If you are unable to provide a signature for any reason, you can apply to have that requirement waived. In such cases, please contact Electoral Services on 020 8379 8588.

What is a proxy vote?

Voting by proxy is a convenient way of voting if you are unable to get to the polling station. By proxy just means that you appoint someone you trust to vote on your behalf. Their name will be held on a separate list at the polling station. You can vote yourself on polling day if necessary so long as you arrive at the polling station before your proxy.

Voting by proxy can also be useful if you fall ill and are unable to get to the polling station on polling day, or if you are abroad during an election. It can be particularly useful if you are overseas in a country too far away to send back a postal vote in time for the election (for instance, if you are in the Armed Forces and deployed overseas).

Eligibility requirements

Any registered elector can apply to vote by proxy. However, there are different application requirements dependent upon the reason for the application, although you must give a reason for needing to vote by proxy in every case. You can apply for a proxy vote if:

  • you are unable to go to the polling station for one particular election, for example, if you are away on holiday
  • you have a physical condition that means you cannot go to the polling station on election day
  • your employment means that you cannot go to the polling station on election day
  • your attendance on an educational course means that you cannot go to the polling station on election day
  • you are a British citizen living overseas
  • you are a crown servant or a member of Her Majesty's Armed Forces
  • you are unable to go to the polling station as you have fallen ill or become incapacitated in the period immediately before an election

Arranging to vote by proxy

You will need to complete an application form, which is available from the Electoral Services Office or by downloading a form.

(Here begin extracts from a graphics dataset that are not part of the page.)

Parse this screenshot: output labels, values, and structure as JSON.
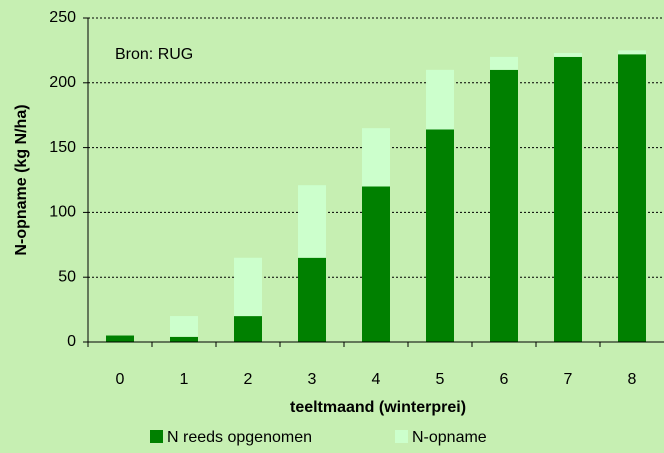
{
  "chart_data": {
    "type": "stacked_bar",
    "annotation": "Bron: RUG",
    "x_label": "teeltmaand (winterprei)",
    "y_label": "N-opname (kg N/ha)",
    "categories": [
      "0",
      "1",
      "2",
      "3",
      "4",
      "5",
      "6",
      "7",
      "8"
    ],
    "series": [
      {
        "name": "N reeds opgenomen",
        "color": "#008000",
        "values": [
          5,
          4,
          20,
          65,
          120,
          164,
          210,
          220,
          222
        ]
      },
      {
        "name": "N-opname",
        "color": "#ccffcc",
        "values": [
          0,
          16,
          45,
          56,
          45,
          46,
          10,
          3,
          3
        ]
      }
    ],
    "ylim": [
      0,
      250
    ],
    "yticks": [
      0,
      50,
      100,
      150,
      200,
      250
    ],
    "grid": true
  }
}
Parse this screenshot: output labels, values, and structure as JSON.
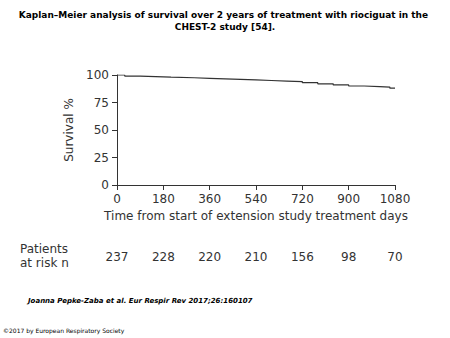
{
  "chart_data": {
    "type": "line",
    "title": "Kaplan–Meier analysis of survival over 2 years of treatment with riociguat in the CHEST-2 study [54].",
    "x_label": "Time from start of extension study treatment days",
    "y_label": "Survival %",
    "x": [
      0,
      30,
      90,
      150,
      210,
      300,
      360,
      420,
      480,
      540,
      600,
      660,
      720,
      780,
      840,
      900,
      960,
      1020,
      1060,
      1080
    ],
    "values": [
      100,
      99,
      98.5,
      98,
      97.5,
      97,
      96.5,
      96,
      95.5,
      95,
      94.5,
      94,
      93,
      92,
      91,
      90,
      89.5,
      89,
      88,
      87.5
    ],
    "color": "#333333",
    "line_style": "step",
    "xlim": [
      0,
      1080
    ],
    "xticks": [
      0,
      180,
      360,
      540,
      720,
      900,
      1080
    ],
    "ylim": [
      0,
      100
    ],
    "yticks": [
      0,
      25,
      50,
      75,
      100
    ],
    "grid": false,
    "risk_table": {
      "label": "Patients at risk n",
      "x": [
        0,
        180,
        360,
        540,
        720,
        900,
        1080
      ],
      "values": [
        237,
        228,
        220,
        210,
        156,
        98,
        70
      ]
    },
    "source": "Joanna Pepke-Zaba et al. Eur Respir Rev 2017;26:160107",
    "copyright": "©2017 by European Respiratory Society"
  }
}
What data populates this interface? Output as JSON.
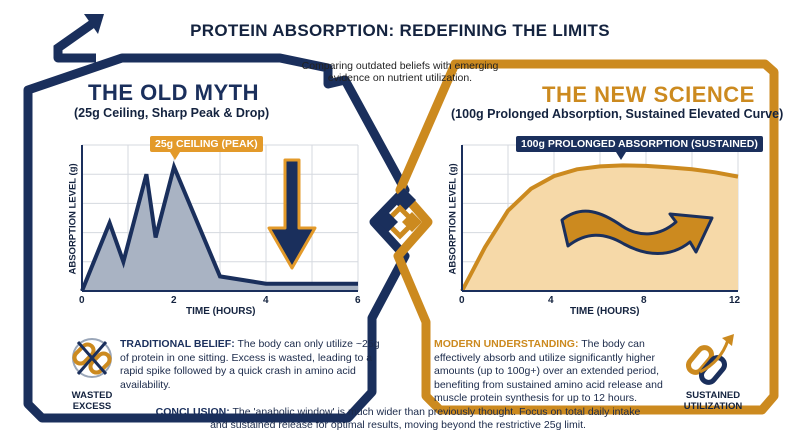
{
  "title": "PROTEIN ABSORPTION: REDEFINING THE LIMITS",
  "subtitle_line1": "Comparing outdated beliefs with emerging",
  "subtitle_line2": "evidence on nutrient utilization.",
  "colors": {
    "navy": "#1a2f5c",
    "gold": "#cc8a1f",
    "myth_fill": "#a9b3c3",
    "science_fill": "#f6d9a8",
    "grid": "#d5d9df"
  },
  "old_myth": {
    "title": "THE OLD MYTH",
    "subtitle": "(25g Ceiling, Sharp Peak & Drop)",
    "callout": "25g CEILING (PEAK)",
    "body_lead": "TRADITIONAL BELIEF:",
    "body_text": " The body can only utilize ~25g of protein in one sitting. Excess is wasted, leading to a rapid spike followed by a quick crash in amino acid availability.",
    "icon": "broken-chain-icon",
    "icon_label_line1": "WASTED",
    "icon_label_line2": "EXCESS"
  },
  "new_science": {
    "title": "THE NEW SCIENCE",
    "subtitle": "(100g Prolonged Absorption, Sustained Elevated Curve)",
    "callout": "100g PROLONGED ABSORPTION (SUSTAINED)",
    "body_lead": "MODERN UNDERSTANDING:",
    "body_text": " The body can effectively absorb and utilize significantly higher amounts (up to 100g+) over an extended period, benefiting from sustained amino acid release and muscle protein synthesis for up to 12 hours.",
    "icon": "linked-chain-icon",
    "icon_label_line1": "SUSTAINED",
    "icon_label_line2": "UTILIZATION"
  },
  "conclusion_lead": "CONCLUSION:",
  "conclusion_text": " The 'anabolic window' is much wider than previously thought. Focus on total daily intake and sustained release for optimal results, moving beyond the restrictive 25g limit.",
  "chart_data": [
    {
      "type": "area",
      "xlabel": "TIME (HOURS)",
      "ylabel": "ABSORPTION LEVEL (g)",
      "x_ticks": [
        "0",
        "2",
        "4",
        "6"
      ],
      "xlim": [
        0,
        6
      ],
      "ylim": [
        0,
        30
      ],
      "x": [
        0,
        0.6,
        0.9,
        1.4,
        1.6,
        2.0,
        3.0,
        4.0,
        6.0
      ],
      "y": [
        0,
        14,
        6,
        24,
        11,
        25.5,
        3,
        1.5,
        1.5
      ],
      "grid": true
    },
    {
      "type": "area",
      "xlabel": "TIME (HOURS)",
      "ylabel": "ABSORPTION LEVEL (g)",
      "x_ticks": [
        "0",
        "4",
        "8",
        "12"
      ],
      "xlim": [
        0,
        12
      ],
      "ylim": [
        0,
        30
      ],
      "x": [
        0,
        1,
        2,
        3,
        4,
        5,
        6,
        7,
        8,
        9,
        10,
        11,
        12
      ],
      "y": [
        0,
        9,
        16.5,
        21,
        23.6,
        25,
        25.6,
        25.8,
        25.7,
        25.4,
        25,
        24.4,
        23.5
      ],
      "grid": true
    }
  ]
}
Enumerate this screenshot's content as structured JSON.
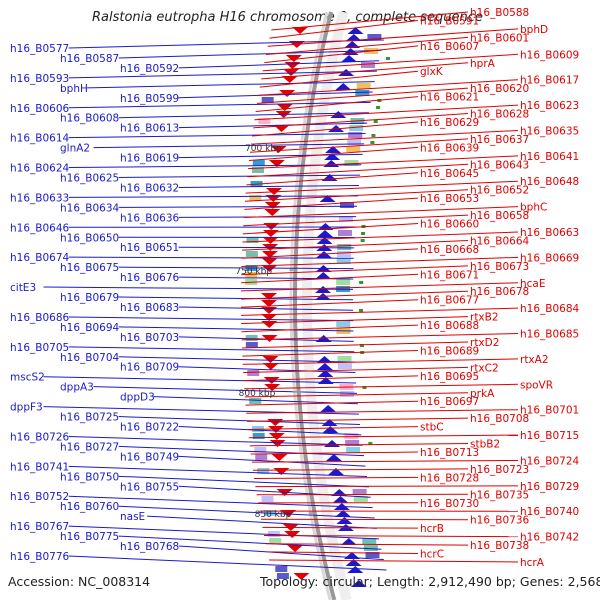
{
  "title": "Ralstonia eutropha H16 chromosome 2, complete sequence",
  "footer": {
    "accession_label": "Accession:",
    "accession": "NC_008314",
    "topology_label": "Topology:",
    "topology": "circular",
    "length_label": "Length:",
    "length": "2,912,490 bp",
    "genes_label": "Genes:",
    "genes": "2,568"
  },
  "colors": {
    "minus_strand": "#1a1acc",
    "plus_strand": "#e00000",
    "ruler": "#999999",
    "tick_label": "#333333"
  },
  "ticks": [
    "700 kbp",
    "750 kbp",
    "800 kbp",
    "850 kbp"
  ],
  "left_labels": [
    "h16_B0577",
    "h16_B0587",
    "h16_B0592",
    "h16_B0593",
    "bphH",
    "h16_B0599",
    "h16_B0606",
    "h16_B0608",
    "h16_B0613",
    "h16_B0614",
    "glnA2",
    "h16_B0619",
    "h16_B0624",
    "h16_B0625",
    "h16_B0632",
    "h16_B0633",
    "h16_B0634",
    "h16_B0636",
    "h16_B0646",
    "h16_B0650",
    "h16_B0651",
    "h16_B0674",
    "h16_B0675",
    "h16_B0676",
    "citE3",
    "h16_B0679",
    "h16_B0683",
    "h16_B0686",
    "h16_B0694",
    "h16_B0703",
    "h16_B0705",
    "h16_B0704",
    "h16_B0709",
    "mscS2",
    "dppA3",
    "dppD3",
    "dppF3",
    "h16_B0725",
    "h16_B0722",
    "h16_B0726",
    "h16_B0727",
    "h16_B0749",
    "h16_B0741",
    "h16_B0750",
    "h16_B0755",
    "h16_B0752",
    "h16_B0760",
    "nasE",
    "h16_B0767",
    "h16_B0775",
    "h16_B0768",
    "h16_B0776"
  ],
  "right_labels": [
    "h16_B0588",
    "h16_B0591",
    "bphD",
    "h16_B0601",
    "h16_B0607",
    "h16_B0609",
    "hprA",
    "glxK",
    "h16_B0617",
    "h16_B0620",
    "h16_B0621",
    "h16_B0623",
    "h16_B0628",
    "h16_B0629",
    "h16_B0635",
    "h16_B0637",
    "h16_B0639",
    "h16_B0641",
    "h16_B0643",
    "h16_B0645",
    "h16_B0648",
    "h16_B0652",
    "h16_B0653",
    "bphC",
    "h16_B0658",
    "h16_B0660",
    "h16_B0663",
    "h16_B0664",
    "h16_B0668",
    "h16_B0669",
    "h16_B0673",
    "h16_B0671",
    "hcaE",
    "h16_B0678",
    "h16_B0677",
    "h16_B0684",
    "rtxB2",
    "h16_B0688",
    "h16_B0685",
    "rtxD2",
    "h16_B0689",
    "rtxA2",
    "rtxC2",
    "h16_B0695",
    "spoVR",
    "prkA",
    "h16_B0697",
    "h16_B0701",
    "h16_B0708",
    "stbC",
    "h16_B0715",
    "stbB2",
    "h16_B0713",
    "h16_B0724",
    "h16_B0723",
    "h16_B0728",
    "h16_B0729",
    "h16_B0735",
    "h16_B0730",
    "h16_B0740",
    "h16_B0736",
    "hcrB",
    "h16_B0742",
    "h16_B0738",
    "hcrC",
    "hcrA"
  ]
}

The form can be returned by post or by hand to the Electoral Services Office, Civic Centre, Silver Street, Enfield, Middlesex, EN1 3XA or by scanning the application and attaching it to an email.

Deadline for registering to vote by proxy

The general deadline for the receipt of proxy voting applications is 5pm on the sixth working day before the day of the election. However, if you fall ill or notified that you are required to work away after this time, you may apply for an emergency proxy up until 5pm on polling day. In such instances, your application will, depending on the reasons, need to be countersigned by, for example, a member of the medical profession or your employer.

To cancel or amend a proxy vote, you have to inform us in writing by no later than 5pm on the sixth working day before the election.